I'm parsing some XML data from Stack Exchange using clojure.data.xml
, for example if I parse Votes data it returns a LazySeq containing a HashMap for each row of data.
What I am trying to do is to get the values associated with only certain keys, for each row,e.g., (get votes [:Id :CreationDate])
. I've tried numerous things, most of them leading to casting errors.
The closest I could get to what I need is using (doall (map get votes [:Id :CreationDate]))
. However, the problem I am experiencing now is that I cannot seem to return more than just the first row (i.e. (1 2011-01-19T00:00:00.000)
)
Here is a MCVE that can be run on any Clojure REPL, or on Codepad online IDE.

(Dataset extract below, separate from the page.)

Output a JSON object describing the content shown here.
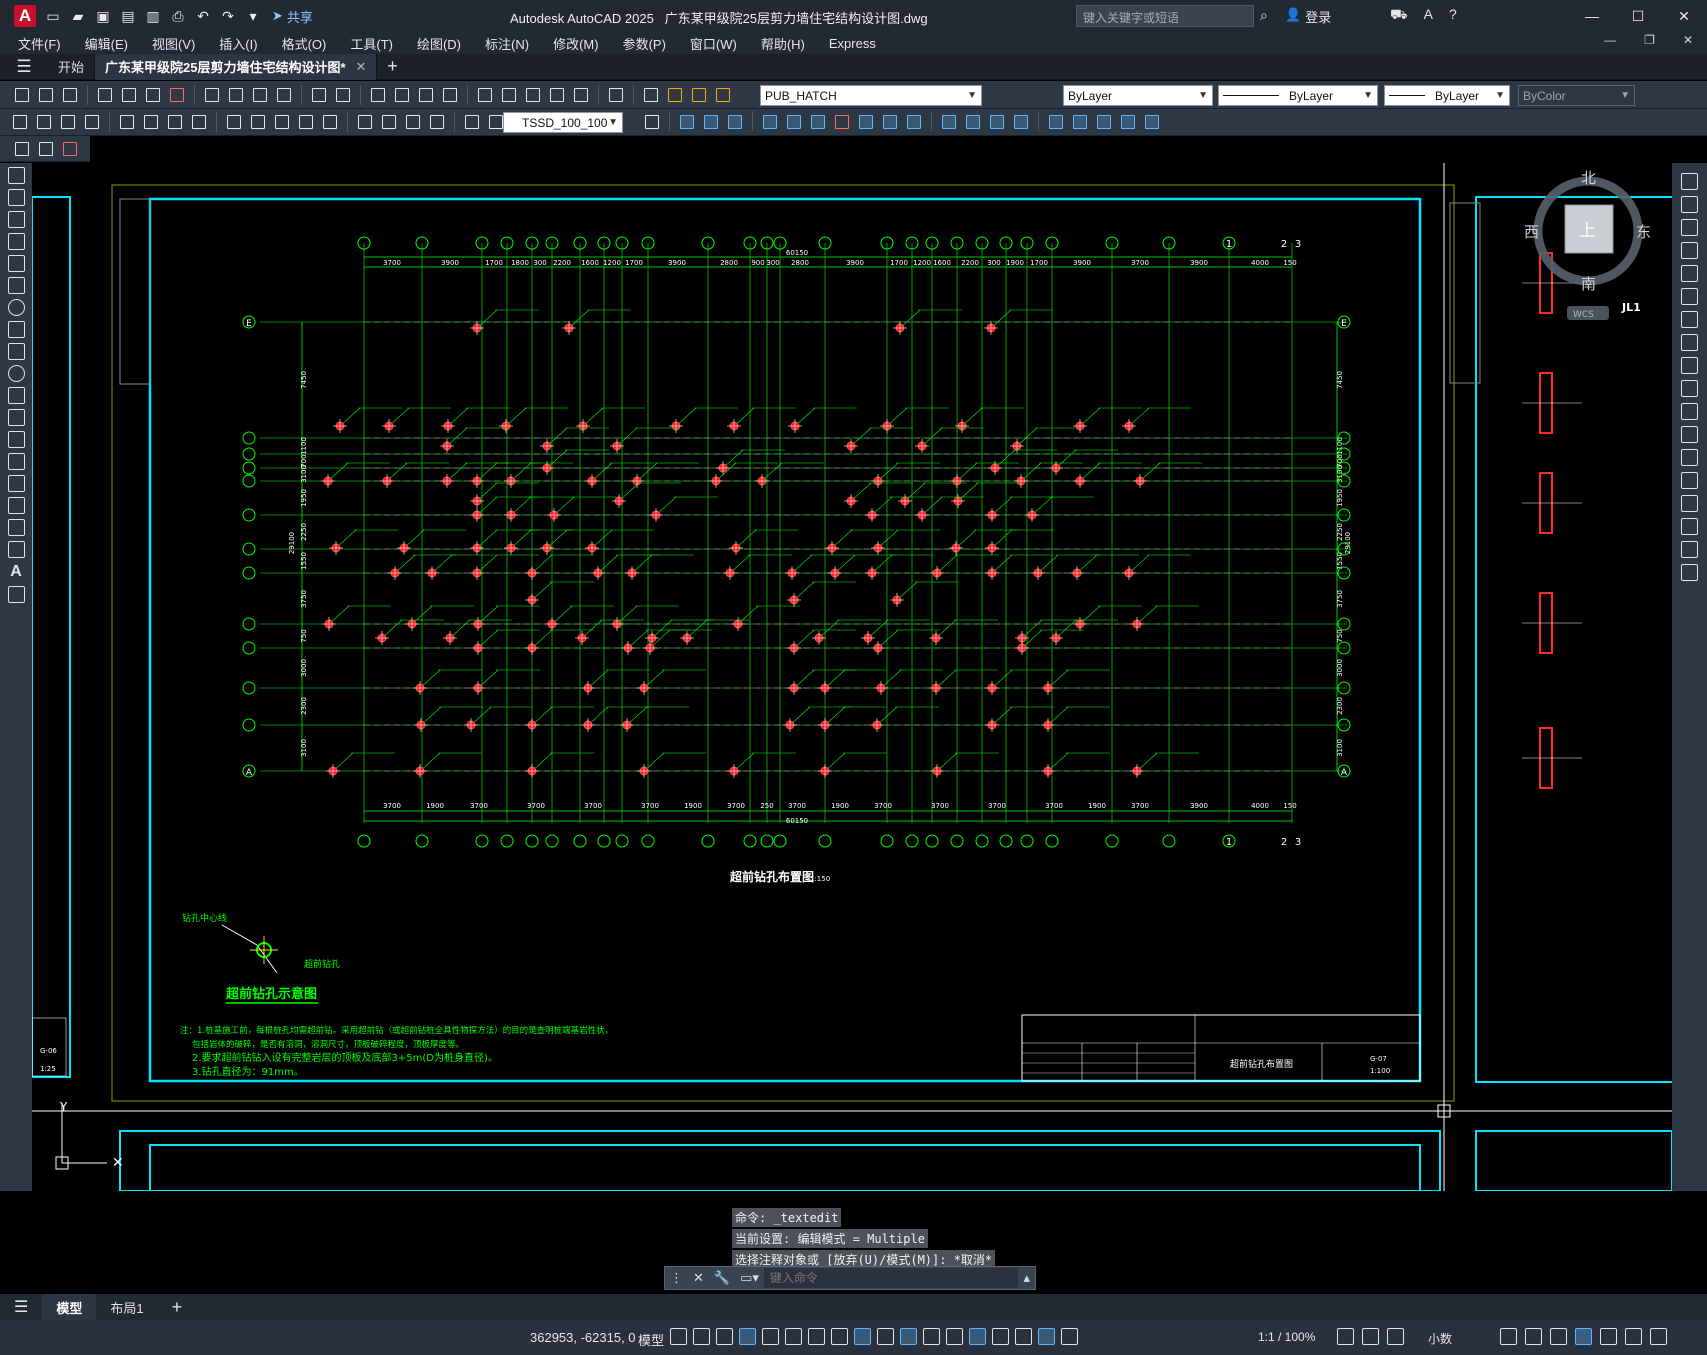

Ideally I would like to return some kind of collection or map which contains the values I need for each row, the end goal is to write to something like a CSV file or such. For example a map like
(1 2011-01-19T00:00:00.000 2 2011-01-19T00:00:00.000 3 2011-01-19T00:00:00.000 4 2011-01-19T00:00:00.000)
(def votes '({:Id "1",
:PostId "2",
:VoteTypeId "2",
:CreationDate "2011-01-19T00:00:00.000"}
{:Id "2",
:PostId "3",
:VoteTypeId "2",
:CreationDate "2011-01-19T00:00:00.000"}
{:Id "3",
:PostId "1",
:VoteTypeId "2",
:CreationDate "2011-01-19T00:00:00.000"}
{:Id "4",
:PostId "1",
:VoteTypeId "2",
:CreationDate "2011-01-19T00:00:00.000"}))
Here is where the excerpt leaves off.